Comparing the fall and spring forecasts, the largest production decreases are at the Slope's largest and oldest fields, Prudhoe and Kuparuk. Prudhoe is now forecast at 181,300 bpd, down from 187,200 bpd in the fall forecast, with Prudhoe satellites up slightly from 86,300 bpd in the fall forecast to 87,100 bpd in the spring forecast. Since the department includes Milne Point with the Prudhoe satellites and production from that field has been on a steady increase, the increase is probably from Milne. Kuparuk production is down from 48,000 bpd in the fall forecast to 44,700 bpd in the spring, and, as with Prudhoe, Kuparuk satellites show a slight increase from 49,200 bpd in the fall to 49,600 bpd in the spring. Kuparuk satellites include Coyote and Nuna, both currently under development.

The ANS oil price averaged $85.24 per barrel in FY24 and is now projected to average $74.48 bpd in FY25 (up 62 cents per barrel from the fall forecast) and $68 per barrel in FY26 (down $2 per barrel from the fall forecast). The department's oil price forecast is based on futures market predictions for Brent crude as far into the future as those are available and thereafter an inflation-based increase.

"The Spring 2025 Revenue Forecast comes during a time of continued uncertainty due to recent geopolitical and financial events, causing volatile market conditions," Revenue Commissioner Adam Crum said in a cover letter to the spring forecast. "It is important to note this forecast represents one plausible scenario within a range of potential outcomes."

In the spring forecast the department attributed the changes in forecast petroleum revenue to a combination of a lower price forecast and "adjustments to expected production and higher expected lease expenditures."

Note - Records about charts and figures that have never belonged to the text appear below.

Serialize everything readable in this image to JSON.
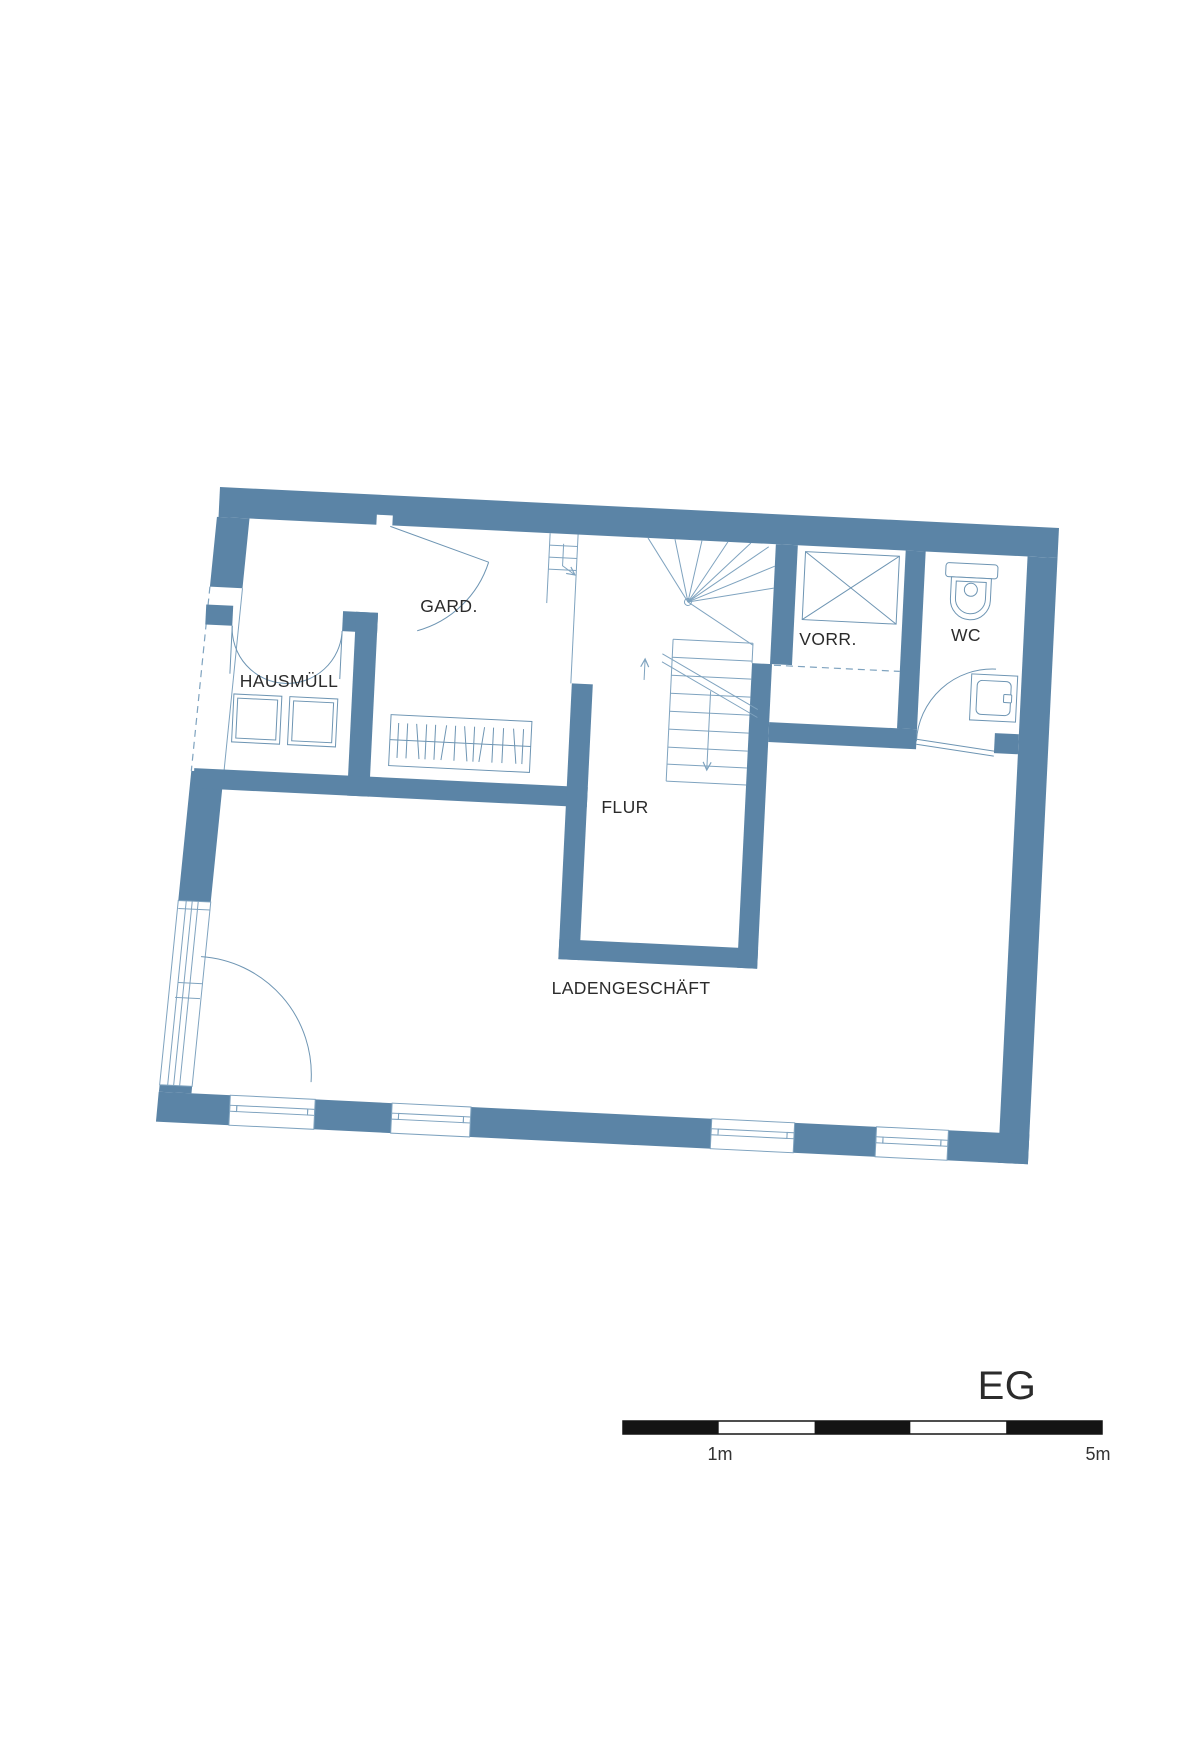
{
  "floor_plan": {
    "floor_label": "EG",
    "room_labels": {
      "hausmuell": "HAUSMÜLL",
      "garderobe": "GARD.",
      "vorrat": "VORR.",
      "wc": "WC",
      "flur": "FLUR",
      "laden": "LADENGESCHÄFT"
    },
    "scale_bar": {
      "label_1m": "1m",
      "label_5m": "5m"
    },
    "colors": {
      "wall_blue": "#5B84A6",
      "thin_line_blue": "#7FA3BF",
      "fixture_line_blue": "#6E95B3",
      "text_dark": "#2B2B2B",
      "scale_bar_black": "#141414",
      "background": "#FFFFFF"
    },
    "fixtures": [
      "waste-bins",
      "wardrobe",
      "winder-stairs",
      "shaft-x-box",
      "toilet",
      "washbasin",
      "entrance-door",
      "double-door",
      "windows"
    ]
  }
}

Allowable lease expenditures

The department said allowable oil and gas lease expenditures were an estimated $7.5 billion statewide in FY24, with $7.1 billion of that on the North Slope, and are expected to increase in FY25 to $8.6 billion statewide, $8.2 billion on the North Slope. In FY26 allowable lease expenditures are expected to be $8.5 billion statewide, $8 billion on the North Slope, with North Slope lease expenditures expected to average $7.2 billion annually over the following decade, led by new developments but including continued investments in the Slope's existing fields.

Transportation costs for North Slope oil averaged $10.53 per barrel in FY24, are forecast to average $10.92 per barrel in FY25 and $10.31 per barrel in FY26. Costs are expected to remain at some $10 per barrel over the coming decade, with inflationary pressures offset by higher production.